Sanhedrin, chapitre 8, michna 3. Cette michna traite également des détails techniques requis pour la condamnation d'un ben sorer oumoreh, et contient deux points principaux.
Les deux conditions de la michna :
La source de l'argent - de son père : L'argent avec lequel le fils achète la viande et le vin doit provenir de ses parents, de son père. La raison en est que son accès à l'argent de son père est facile et courant, et par conséquent il est susceptible de répéter l'acte encore et encore et de développer une habitude fixe. En revanche, s'il obtient l'argent en braquant un magasin de spiritueux, cela se terminera rapidement et l'habitude sera brisée, car il n'a pas un accès facile à ce type d'argent.

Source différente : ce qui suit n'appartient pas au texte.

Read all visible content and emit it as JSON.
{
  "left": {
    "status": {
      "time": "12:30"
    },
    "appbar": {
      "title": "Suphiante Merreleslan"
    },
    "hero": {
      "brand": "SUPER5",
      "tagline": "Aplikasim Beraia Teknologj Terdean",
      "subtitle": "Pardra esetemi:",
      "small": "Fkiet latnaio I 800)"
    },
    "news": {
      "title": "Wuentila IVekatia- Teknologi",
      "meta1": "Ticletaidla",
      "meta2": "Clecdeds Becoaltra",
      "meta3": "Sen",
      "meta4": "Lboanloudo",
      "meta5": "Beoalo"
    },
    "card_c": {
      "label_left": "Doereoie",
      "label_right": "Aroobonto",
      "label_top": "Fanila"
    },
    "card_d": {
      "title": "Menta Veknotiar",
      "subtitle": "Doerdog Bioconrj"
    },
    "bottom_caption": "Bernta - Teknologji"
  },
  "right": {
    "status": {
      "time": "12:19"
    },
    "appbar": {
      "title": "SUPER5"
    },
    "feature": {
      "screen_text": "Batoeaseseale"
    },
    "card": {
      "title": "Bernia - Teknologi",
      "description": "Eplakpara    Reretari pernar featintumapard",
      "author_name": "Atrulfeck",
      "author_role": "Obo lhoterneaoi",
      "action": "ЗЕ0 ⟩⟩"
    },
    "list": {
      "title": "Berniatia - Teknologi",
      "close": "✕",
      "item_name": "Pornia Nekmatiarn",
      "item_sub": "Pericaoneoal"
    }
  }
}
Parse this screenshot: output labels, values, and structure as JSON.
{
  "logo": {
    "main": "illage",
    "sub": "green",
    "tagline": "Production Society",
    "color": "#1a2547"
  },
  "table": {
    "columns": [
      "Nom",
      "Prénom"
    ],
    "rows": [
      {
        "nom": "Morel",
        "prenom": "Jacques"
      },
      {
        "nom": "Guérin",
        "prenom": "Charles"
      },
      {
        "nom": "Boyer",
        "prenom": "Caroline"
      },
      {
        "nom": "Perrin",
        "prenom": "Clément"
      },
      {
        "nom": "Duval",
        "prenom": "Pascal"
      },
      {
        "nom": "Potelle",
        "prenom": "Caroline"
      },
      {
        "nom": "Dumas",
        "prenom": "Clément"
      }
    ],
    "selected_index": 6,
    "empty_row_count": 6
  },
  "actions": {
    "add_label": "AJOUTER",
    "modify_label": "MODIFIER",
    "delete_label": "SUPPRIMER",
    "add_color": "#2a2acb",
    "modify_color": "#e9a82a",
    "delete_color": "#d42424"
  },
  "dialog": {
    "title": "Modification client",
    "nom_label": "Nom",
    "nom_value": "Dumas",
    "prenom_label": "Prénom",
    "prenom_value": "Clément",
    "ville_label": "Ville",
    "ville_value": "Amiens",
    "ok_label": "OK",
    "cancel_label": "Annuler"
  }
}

Le lieu de consommation - loin de ses parents : Le fait de manger et de boire doit se faire dans un autre endroit, qui n'est pas la maison des parents. En effet, s'il faisait cela à la maison, il aurait peur de ses parents et la chose serait limitée : ils l'attraperaient, ou il hésiterait à le faire de manière régulière. Mais quand il le fait loin de leurs yeux, dans la maison d'un ami, la chose risque de devenir hors de contrôle - et ce n'est pas différent d'autres types de mauvais comportements que l'on trouve chez les enfants de nos jours.
On trouve ici un message pour les parents : il leur incombe de surveiller leurs enfants, de ne pas leur accorder une confiance excessive dans des choses telles que l'accès à l'argent, et de garder un œil ouvert pour savoir ce qu'ils font lorsqu'ils sont hors de la maison.
Le texte de la michna :
Ganav mishel aviv veachal birshut aviv - L'argent est certes pris au père, mais la consommation se fait dans son domaine. Étant donné que le fils craint d'être découvert, l'habitude ne se créera pas dans la même mesure.
Mishel acherim veachal birshut acherim - L'argent a été volé à d'autres personnes, et cela ne répond pas à l'exigence. Certes, la consommation se fait dans les maisons d'autres personnes, où il est impossible de le surveiller de près - ses parents auraient gardé un œil sur lui, tandis que les autres ne font pas attention à lui et ne s'intéressent pas à ce qu'il mange - mais la condition de la source de l'argent fait défaut.
Mishel acherim veachal birshut aviv - Ici, les deux critères font tous deux défaut.
Dans tous ces cas, eino naaseh ben sorer oumoreh - il ne devient pas un ben sorer oumoreh.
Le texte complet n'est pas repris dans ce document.